When funding was pulled from youth work, the Church stepped up. Did the government notice?

Joyful Diverse Friends Selfie

Source: Mariana Pedroza @ lummi.ai

After years of cuts, Keir Starmer’s pledge to invest millions in young people will be welcomed by many. But Andy du Feu notes the Church has been plugging the funding gap for years — and it’s about time Westminster acknowledged that

Last week, Keir Starmer announced a plan to reverse the decimation of youth work services that took place under the previous government. The Prime Minister has allocated £88m to extra-curricular activities, spaces for uniformed groups, work to address anti-social behaviour and projects to boost youth engagement in areas of significant child poverty, as part of a wider Plan to Change commitment. It sounds good and should be welcomed across the board.

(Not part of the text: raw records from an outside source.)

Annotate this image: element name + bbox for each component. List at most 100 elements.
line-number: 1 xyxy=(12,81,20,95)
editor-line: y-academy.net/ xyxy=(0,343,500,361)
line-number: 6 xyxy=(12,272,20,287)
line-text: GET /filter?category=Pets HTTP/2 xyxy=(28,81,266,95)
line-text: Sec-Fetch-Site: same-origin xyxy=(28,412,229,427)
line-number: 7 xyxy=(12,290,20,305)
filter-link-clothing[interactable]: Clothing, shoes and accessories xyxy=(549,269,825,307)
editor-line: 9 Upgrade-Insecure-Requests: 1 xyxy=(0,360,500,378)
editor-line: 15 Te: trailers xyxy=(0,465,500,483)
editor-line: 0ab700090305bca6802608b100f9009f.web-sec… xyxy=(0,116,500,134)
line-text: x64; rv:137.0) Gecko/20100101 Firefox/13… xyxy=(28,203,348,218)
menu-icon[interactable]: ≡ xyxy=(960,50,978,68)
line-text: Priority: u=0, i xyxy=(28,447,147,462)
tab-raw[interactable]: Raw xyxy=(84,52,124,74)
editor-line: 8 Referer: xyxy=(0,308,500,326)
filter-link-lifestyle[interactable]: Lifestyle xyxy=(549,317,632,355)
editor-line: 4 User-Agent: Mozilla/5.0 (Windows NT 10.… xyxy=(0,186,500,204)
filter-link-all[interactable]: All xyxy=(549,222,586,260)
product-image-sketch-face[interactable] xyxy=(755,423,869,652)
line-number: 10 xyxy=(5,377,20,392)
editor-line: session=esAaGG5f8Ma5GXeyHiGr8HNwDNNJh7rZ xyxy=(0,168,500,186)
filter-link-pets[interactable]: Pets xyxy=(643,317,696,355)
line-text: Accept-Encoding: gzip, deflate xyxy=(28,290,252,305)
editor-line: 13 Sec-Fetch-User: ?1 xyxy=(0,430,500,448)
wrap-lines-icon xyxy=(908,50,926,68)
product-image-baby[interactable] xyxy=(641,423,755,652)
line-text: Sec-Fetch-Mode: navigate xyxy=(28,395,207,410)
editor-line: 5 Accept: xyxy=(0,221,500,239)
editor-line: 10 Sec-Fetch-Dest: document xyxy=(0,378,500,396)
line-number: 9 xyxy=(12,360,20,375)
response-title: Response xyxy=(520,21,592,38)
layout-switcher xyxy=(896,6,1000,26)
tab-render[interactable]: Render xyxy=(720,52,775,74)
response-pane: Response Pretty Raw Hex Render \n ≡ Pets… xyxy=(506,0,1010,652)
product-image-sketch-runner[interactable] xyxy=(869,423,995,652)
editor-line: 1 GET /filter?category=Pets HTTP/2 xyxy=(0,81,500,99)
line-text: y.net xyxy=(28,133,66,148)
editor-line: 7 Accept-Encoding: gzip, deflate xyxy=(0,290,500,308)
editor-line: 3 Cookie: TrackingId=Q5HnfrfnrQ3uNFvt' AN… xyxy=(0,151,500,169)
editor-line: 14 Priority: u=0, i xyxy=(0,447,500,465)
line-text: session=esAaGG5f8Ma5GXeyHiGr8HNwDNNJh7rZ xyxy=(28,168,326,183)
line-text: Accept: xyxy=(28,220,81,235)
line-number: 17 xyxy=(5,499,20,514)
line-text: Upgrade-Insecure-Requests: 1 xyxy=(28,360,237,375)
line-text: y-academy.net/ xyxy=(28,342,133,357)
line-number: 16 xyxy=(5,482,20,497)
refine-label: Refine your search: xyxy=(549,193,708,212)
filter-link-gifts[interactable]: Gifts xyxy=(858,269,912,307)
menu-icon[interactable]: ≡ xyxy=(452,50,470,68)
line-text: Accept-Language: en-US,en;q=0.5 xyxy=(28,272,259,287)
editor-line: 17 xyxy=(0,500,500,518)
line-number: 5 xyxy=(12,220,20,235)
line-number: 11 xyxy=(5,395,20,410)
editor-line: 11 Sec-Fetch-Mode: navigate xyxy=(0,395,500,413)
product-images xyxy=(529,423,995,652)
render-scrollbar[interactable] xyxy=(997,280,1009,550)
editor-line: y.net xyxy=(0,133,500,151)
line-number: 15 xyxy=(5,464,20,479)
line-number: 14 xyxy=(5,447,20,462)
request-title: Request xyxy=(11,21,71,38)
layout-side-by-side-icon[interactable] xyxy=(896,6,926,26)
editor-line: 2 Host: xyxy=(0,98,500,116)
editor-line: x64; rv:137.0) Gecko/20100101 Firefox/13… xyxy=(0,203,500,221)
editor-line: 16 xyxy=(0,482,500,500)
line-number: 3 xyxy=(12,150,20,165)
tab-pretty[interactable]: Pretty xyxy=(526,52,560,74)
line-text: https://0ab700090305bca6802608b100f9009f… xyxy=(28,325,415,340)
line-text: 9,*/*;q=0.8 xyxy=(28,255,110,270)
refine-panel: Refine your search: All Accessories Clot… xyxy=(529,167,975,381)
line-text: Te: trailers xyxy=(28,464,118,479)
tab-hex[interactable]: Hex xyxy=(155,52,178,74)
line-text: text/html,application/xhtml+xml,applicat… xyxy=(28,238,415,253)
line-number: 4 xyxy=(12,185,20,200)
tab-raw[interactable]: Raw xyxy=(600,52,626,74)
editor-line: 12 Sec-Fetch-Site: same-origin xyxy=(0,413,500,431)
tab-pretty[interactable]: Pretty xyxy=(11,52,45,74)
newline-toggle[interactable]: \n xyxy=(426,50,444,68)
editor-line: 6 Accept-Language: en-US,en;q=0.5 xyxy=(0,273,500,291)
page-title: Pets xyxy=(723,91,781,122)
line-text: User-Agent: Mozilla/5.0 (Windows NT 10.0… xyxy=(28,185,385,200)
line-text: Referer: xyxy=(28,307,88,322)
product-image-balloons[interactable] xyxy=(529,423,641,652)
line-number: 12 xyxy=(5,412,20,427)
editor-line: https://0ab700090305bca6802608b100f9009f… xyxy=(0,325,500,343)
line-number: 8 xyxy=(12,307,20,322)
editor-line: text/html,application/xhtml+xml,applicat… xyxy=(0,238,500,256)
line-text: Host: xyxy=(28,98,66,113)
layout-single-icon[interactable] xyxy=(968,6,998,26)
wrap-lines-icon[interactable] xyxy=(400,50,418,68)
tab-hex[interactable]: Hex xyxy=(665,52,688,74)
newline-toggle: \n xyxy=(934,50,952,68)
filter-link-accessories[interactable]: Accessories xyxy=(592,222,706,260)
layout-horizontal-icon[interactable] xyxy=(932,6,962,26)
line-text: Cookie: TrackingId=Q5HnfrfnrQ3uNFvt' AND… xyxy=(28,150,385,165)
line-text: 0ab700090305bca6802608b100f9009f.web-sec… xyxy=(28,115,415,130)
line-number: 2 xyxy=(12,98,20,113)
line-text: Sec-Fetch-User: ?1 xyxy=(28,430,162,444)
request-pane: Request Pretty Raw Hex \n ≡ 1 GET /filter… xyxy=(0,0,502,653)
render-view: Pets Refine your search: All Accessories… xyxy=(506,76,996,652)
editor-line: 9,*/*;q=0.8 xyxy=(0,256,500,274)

However, those ten-plus years of cuts run deep. By 2023, some 1,243 youth centres had closed and 4,500 youth work jobs had been lost. Local authority youth work was a sitting duck for cash-strapped councils, and the damage will not be healed by an injection of cash.

Five years ago, I wrote that youth work in the UK was having an identity crisis, hitting something of a low water mark. What was needed then – and is still needed now - is a re-orientation. We need to stop problematising young people and instead work towards building social, emotional and physical capacities and investing in preventative work.